Univ Bonn Pawlowski team’s Milky Way Animations reveal that companion satellite galaxies, young globular clusters, star clusters, loose gases, and dusts, are all north-south bipolar geometric properly aligned with the galactic disk of the milky way, beginning about 33,000 light years from the center of the milky way, and reaching out over 1 million light years. The milky way’s disk is about 100,000 light years in diameter, and 1,000 light years thick. 98% of the stars are in the galactic disk where they form inside filaments, with only 2% of known visible stars in the halo. Galaxies are complex geometric shaped fractal plasma structures that form and interact by electromagnetism under many different adverse extreme conditions. Galaxies all have similar properties and characteristic shaped patterns found in type II superconductors, where the magnetic field is not completely excluded, but is constrained in filaments within the material. Filaments are the normal state, and are surrounded by a vortex state. The sun’s heliosphere is an electric current sheet that is a vortex state, and stars form inside galactic spiral arm filaments. The “material” is the interstellar medium ISM, and the magnetically constrained galaxy filaments contain the stars orbiting the “center of the galaxy.” Filaments explain why outer and inner stars all orbit a galaxy center at the same speeds, without requiring phony dark matter and black holes. Laser beams help stabilize plasma laboratory filaments, so laser beams from galaxy centers also stabilize stellar filaments. “Galactic Black Holes: A model for Superconductors”
“Electric Universe: Superconductors“
“Type II superconductors being used today to model galaxies and black holes, could constrain the ISM magnetic field into galactic spiral arm filaments surrounded by the star’s heliosphere bubble vortex current.”
Polarized light of dipoles:
Lyman-alpha blob LAB-1 was discovered to emit polarized light, revealing a dipole surrounds lyman alpha-blobs connecting embedded galaxies together. Lyman-alpha blobs are some of the largest structures in the universe, composed of ionized hydrogen gas. The light is polarized in a ring around the central region, with no polarization in the center. This effect is impossible to produce if the light simply comes from the gas falling into the blob under gravity, but it is expected to occur when the light originates from embedded galaxies in the central region before being scattered by the blob’s gas. Lyman-alpha blobs up to a few thousand light years in diameter are found where matter is extremely concentrated. Gravity would not hold the galaxies together in the central region of an ionized hydrogen gas cloud. The polarized light that Lyman-alpha blobs emit creates 3D fractal holographic effects in plasma labs and movies. Holographic cosmic structures like galaxy holograms are produced by the polarized light of stars and galaxies embedded inside the lyman-alpha blob’s central region.
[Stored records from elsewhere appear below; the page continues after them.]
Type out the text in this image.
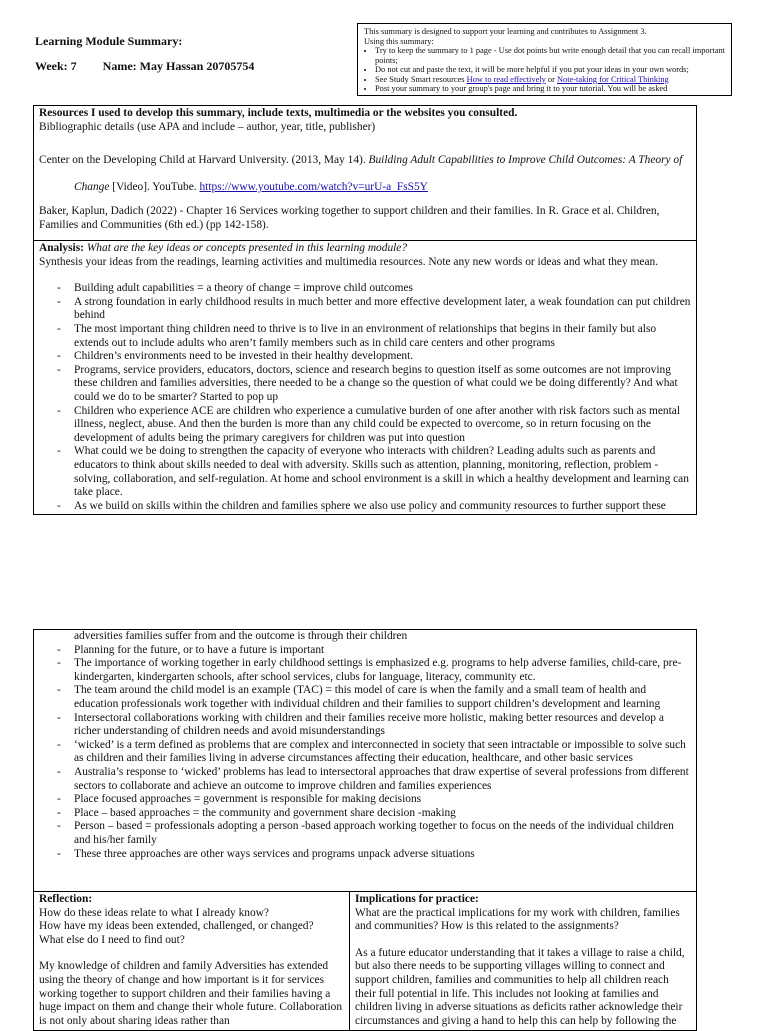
Learning Module Summary:
Week: 7 Name: May Hassan 20705754
This summary is designed to support your learning and contributes to Assignment 3.
Using this summary:
• Try to keep the summary to 1 page - Use dot points but write enough detail that you can recall important points;
• Do not cut and paste the text, it will be more helpful if you put your ideas in your own words;
• See Study Smart resources How to read effectively or Note-taking for Critical Thinking
• Post your summary to your group's page and bring it to your tutorial. You will be asked

Resources I used to develop this summary, include texts, multimedia or the websites you consulted.

Bibliographic details (use APA and include – author, year, title, publisher)

Center on the Developing Child at Harvard University. (2013, May 14). Building Adult Capabilities to Improve Child Outcomes: A Theory of Change [Video]. YouTube. https://www.youtube.com/watch?v=urU-a_FsS5Y

Baker, Kaplun, Dadich (2022) - Chapter 16 Services working together to support children and their families. In R. Grace et al. Children, Families and Communities (6th ed.) (pp 142-158).

Analysis: What are the key ideas or concepts presented in this learning module?

Synthesis your ideas from the readings, learning activities and multimedia resources. Note any new words or ideas and what they mean.

- Building adult capabilities = a theory of change = improve child outcomes
- A strong foundation in early childhood results in much better and more effective development later, a weak foundation can put children behind
- The most important thing children need to thrive is to live in an environment of relationships that begins in their family but also extends out to include adults who aren’t family members such as in child care centers and other programs
- Children’s environments need to be invested in their healthy development.
- Programs, service providers, educators, doctors, science and research begins to question itself as some outcomes are not improving these children and families adversities, there needed to be a change so the question of what could we be doing differently? And what could we do to be smarter? Started to pop up
- Children who experience ACE are children who experience a cumulative burden of one after another with risk factors such as mental illness, neglect, abuse. And then the burden is more than any child could be expected to overcome, so in return focusing on the development of adults being the primary caregivers for children was put into question
- What could we be doing to strengthen the capacity of everyone who interacts with children? Leading adults such as parents and educators to think about skills needed to deal with adversity. Skills such as attention, planning, monitoring, reflection, problem -solving, collaboration, and self-regulation. At home and school environment is a skill in which a healthy development and learning can take place.
- As we build on skills within the children and families sphere we also use policy and community resources to further support these

adversities families suffer from and the outcome is through their children

- Planning for the future, or to have a future is important
- The importance of working together in early childhood settings is emphasized e.g. programs to help adverse families, child-care, pre- kindergarten, kindergarten schools, after school services, clubs for language, literacy, community etc.
- The team around the child model is an example (TAC) = this model of care is when the family and a small team of health and education professionals work together with individual children and their families to support children’s development and learning
- Intersectoral collaborations working with children and their families receive more holistic, making better resources and develop a richer understanding of children needs and avoid misunderstandings
- ‘wicked’ is a term defined as problems that are complex and interconnected in society that seen intractable or impossible to solve such as children and their families living in adverse circumstances affecting their education, healthcare, and other basic services
- Australia’s response to ‘wicked’ problems has lead to intersectoral approaches that draw expertise of several professions from different sectors to collaborate and achieve an outcome to improve children and families experiences
- Place focused approaches = government is responsible for making decisions
- Place – based approaches = the community and government share decision -making
- Person – based = professionals adopting a person -based approach working together to focus on the needs of the individual children and his/her family
- These three approaches are other ways services and programs unpack adverse situations

Reflection:

How do these ideas relate to what I already know?

How have my ideas been extended, challenged, or changed?

What else do I need to find out?

My knowledge of children and family Adversities has extended using the theory of change and how important is it for services working together to support children and their families having a huge impact on them and change their whole future. Collaboration is not only about sharing ideas rather than

Implications for practice:

What are the practical implications for my work with children, families and communities? How is this related to the assignments?

As a future educator understanding that it takes a village to raise a child, but also there needs to be supporting villages willing to connect and support children, families and communities to help all children reach their full potential in life. This includes not looking at families and children living in adverse situations as deficits rather acknowledge their circumstances and giving a hand to help this can help by following the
The new Fractal Cosmology: Pawlowski team has found strong evidence that a geometric shaped hierarchical pattern of Gases, stars, star clusters, globular clusters, satellite companion galaxies, and our milky way, forms a highly complex organized bipolar structure that is not possible with dark matter theories, nor the big-bang theory. Pawlowski says ” the milky way’s satellite galaxies don’t track a dark matter pattern. Our very understanding (the wrong kind of collaboration for phony dark matter theory) of space-time and matter are now at stake.”
Fine-structure constant cosmic dipole: The milky way’s bipolar disk structure alignment extends farther out, into the Virgo supercluster, that extends into supercluster groups, and hyperclusters found by Shawn Thomas. The universe is fractal both in nature and outer space plasmas. What amounts to a millisecond in plasma labs, is scaled to millions or billions of light years in outer space electromagnetic phenomena.